帰ってきたら妻がひき肉と見つめ合ってた。
そこにあるものはなんだろう。僕は、彼女が机の上にわざわざおいたそれを見つめる。
「ねえ、お嬢さん。それはなんですか?」
「何に見える?」
僕は首をかしげてそれを見つめる。塗装が剥げててかてかに年季が入ったテーブルの上には、白いトレイに鎮座した白とピンクが入り交じった食材。グラム100円の、特売品。ちなみに賞味期限の関係で、値段が30%オフ。さっき買ってきたんだろうなあ。僕はしげしげとそれを見つめた。
「ひき肉、だねえ」
「そう。ひき肉です」
「うん。ひき肉だ」
「ひき肉なのです」
何か重要なことを告げるように、重々しくぼくに彼女は言葉をくれた。僕は、ネクタイを緩めながら、その言葉の意味を頑張って咀嚼する。前歯で食いちぎり、奥歯でよく解しながら、舌の上で転がし、ごくりと喉を鳴らして嚥下。
たくさんの可能性の味を色々吟味してみたものの、僕が至ったのは簡潔なものだ。
うん、さっぱりわからない。
「ひき肉に、どんな意味があるのかな、お嬢さん」
「大きな意味です。旦那さん」
結婚していくばくかの月日が流れ、子どもが奥の部屋でぐーすか夜啼きもせず眠るようになった。お互い寝不足になって喧嘩をし、泣きながら謝った日もある。浮気騒動が出たときは、本気で僕も色々悩んだ。山あり谷ありの夫婦生活、本当に面倒ながら、ささやかな幸いに満たされてきたものだが、本当に今回のことはさっぱり見当がつかない。
僕は、それほどまでに理解ができない夫だったろうか。
むしろそれは妻だろうか。
お嬢さん、とつい呼びかけてしまうくらい、未だあどけない表情を見せる妻を、たまに憎々しく思いながら、大切に思ってきた。でも、それでも僕には妻が良く分からない。
仕事に疲れて帰ってきた夫に、重々しくテーブルの上にひき肉を置いて、「お話があります」なんていう妻のこと、どうやって理解しろっていうんだ。
「わかりませんか、旦那さん」
「さっぱりだよ、お嬢さん。解説してくれないかな」
「よろしい。解説いたしましょう」
ふんす、と鼻息荒く、ぼくを見つめ、大人しく座っていた椅子から、がたん、と立ち上がり、握り拳を作って力説し始める奥さん。お互いそれなりの年なのに、その仕草が可愛らしいと思うから、僕も大概始末に負えない。

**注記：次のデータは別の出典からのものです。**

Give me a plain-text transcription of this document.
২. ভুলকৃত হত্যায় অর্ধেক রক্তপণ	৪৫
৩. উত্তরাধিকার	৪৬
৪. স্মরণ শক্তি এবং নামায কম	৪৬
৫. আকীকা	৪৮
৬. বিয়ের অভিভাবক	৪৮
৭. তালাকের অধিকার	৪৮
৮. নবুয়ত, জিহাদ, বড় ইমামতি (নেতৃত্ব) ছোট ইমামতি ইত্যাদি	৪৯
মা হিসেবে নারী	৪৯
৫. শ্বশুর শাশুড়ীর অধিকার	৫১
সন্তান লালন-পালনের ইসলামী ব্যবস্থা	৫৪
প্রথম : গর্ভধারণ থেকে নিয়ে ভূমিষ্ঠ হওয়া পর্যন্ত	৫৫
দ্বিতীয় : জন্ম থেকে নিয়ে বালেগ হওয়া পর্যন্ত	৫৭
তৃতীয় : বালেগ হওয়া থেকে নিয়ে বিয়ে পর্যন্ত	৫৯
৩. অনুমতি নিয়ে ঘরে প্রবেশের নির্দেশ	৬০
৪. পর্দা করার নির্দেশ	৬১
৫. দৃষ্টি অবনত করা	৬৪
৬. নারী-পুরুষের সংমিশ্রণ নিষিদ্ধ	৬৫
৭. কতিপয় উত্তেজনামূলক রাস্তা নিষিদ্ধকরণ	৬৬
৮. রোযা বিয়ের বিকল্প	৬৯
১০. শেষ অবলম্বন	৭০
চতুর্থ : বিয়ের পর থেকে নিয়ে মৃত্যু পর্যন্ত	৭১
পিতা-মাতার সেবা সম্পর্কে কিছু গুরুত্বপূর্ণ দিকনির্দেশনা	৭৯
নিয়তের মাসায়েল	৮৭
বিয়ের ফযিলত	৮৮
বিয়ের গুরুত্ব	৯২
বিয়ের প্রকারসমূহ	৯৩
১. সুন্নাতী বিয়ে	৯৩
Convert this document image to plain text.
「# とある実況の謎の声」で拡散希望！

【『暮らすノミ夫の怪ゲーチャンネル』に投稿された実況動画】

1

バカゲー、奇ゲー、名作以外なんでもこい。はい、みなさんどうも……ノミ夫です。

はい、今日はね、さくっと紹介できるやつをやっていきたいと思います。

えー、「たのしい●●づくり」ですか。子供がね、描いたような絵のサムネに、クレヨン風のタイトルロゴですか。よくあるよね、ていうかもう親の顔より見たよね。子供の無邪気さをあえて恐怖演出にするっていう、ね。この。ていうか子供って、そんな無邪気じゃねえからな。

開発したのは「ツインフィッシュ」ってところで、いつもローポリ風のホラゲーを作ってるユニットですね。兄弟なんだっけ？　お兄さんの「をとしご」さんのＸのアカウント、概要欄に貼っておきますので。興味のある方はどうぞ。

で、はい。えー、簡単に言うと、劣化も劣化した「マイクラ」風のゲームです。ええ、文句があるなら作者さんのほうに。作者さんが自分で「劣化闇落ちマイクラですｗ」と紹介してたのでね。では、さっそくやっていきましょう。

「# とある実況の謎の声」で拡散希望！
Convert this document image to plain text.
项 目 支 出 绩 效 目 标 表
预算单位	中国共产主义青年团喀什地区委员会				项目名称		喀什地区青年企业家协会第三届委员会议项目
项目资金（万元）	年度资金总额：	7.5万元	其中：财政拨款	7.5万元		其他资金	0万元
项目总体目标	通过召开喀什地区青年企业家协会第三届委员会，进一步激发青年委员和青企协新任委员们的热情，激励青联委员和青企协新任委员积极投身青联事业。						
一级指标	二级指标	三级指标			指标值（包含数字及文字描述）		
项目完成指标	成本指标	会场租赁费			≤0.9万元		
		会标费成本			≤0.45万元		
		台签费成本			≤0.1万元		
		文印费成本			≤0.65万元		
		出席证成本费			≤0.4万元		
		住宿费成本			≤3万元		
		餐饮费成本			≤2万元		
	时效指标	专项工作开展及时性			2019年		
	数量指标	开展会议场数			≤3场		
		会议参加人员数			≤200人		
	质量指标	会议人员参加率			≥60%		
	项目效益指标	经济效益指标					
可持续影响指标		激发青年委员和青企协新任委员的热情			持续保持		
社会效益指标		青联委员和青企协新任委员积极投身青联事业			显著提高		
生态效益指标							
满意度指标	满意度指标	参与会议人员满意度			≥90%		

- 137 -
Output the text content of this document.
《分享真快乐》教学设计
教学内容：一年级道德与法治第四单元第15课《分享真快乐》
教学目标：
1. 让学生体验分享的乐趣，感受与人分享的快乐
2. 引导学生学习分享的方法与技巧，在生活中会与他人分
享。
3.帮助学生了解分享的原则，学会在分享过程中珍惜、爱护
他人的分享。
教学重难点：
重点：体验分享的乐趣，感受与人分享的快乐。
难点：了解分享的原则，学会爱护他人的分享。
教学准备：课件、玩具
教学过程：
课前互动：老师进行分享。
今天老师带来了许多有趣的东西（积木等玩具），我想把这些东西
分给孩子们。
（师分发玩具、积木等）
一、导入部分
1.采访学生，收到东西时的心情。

「ひき肉とは! 調理者の意思に沿ってあらゆる形に変形するのです! 固形だったものを細かくちぎり、柔らかく、そしてもう一度固形たらしめる権利を購入者に譲り渡した、いわば『あなた色に染めて』食材なわけです! そんな食材を見てわたしは思いました! そんなセリフを昔云ったわたしに、あーんなことやこーんなことをして、今ではしっぽり夫婦ですが、甘さに足りないのではなかろうか!! 甘さがないのではなかろうか!! そう、いわんや足りているはずがない!!」
奥さんの力説は、もっと長かったけれど、要するにこんな感じで。
僕はぽかんと奥さんを見上げながら、真っ赤にしながらきゃんきゃん吠える円い頬のしわに気付いた。以前は見れなかったそのしわは、僕といたからできた年月のようなもので、彼女からしたら若くないという証拠で。
でも不思議と僕は感慨にふける。一緒に歩いてきたんだなあ、と。
「聞いているのでしょうか、旦那さん!」
「聞いていますよ、奥さん」
「へあ」
妙な声を出してこちらを見つめる彼女を、ぼくは笑って見つめる。奥さん、と呼ぶのはあんまりない。こういうとき、驚いてぼくを見てくれるから、とっても便利だ。
気恥ずかしいからだ、なんて言わないけれどね。
「それは、お誘いですか?」
真っ赤になってこちらを見つめる彼女に、もう一度笑った。
うん。こういう性格だから、ぼくは彼女と一緒になって、ここまできたんだなあ。
ひき肉を引き合いにぼくに愛を強請る彼女の頬を撫でて、
「ただいま」
「…おかえりなさい」
ぼくはもう一度仕切り直し、と彼女の唇にキスをした。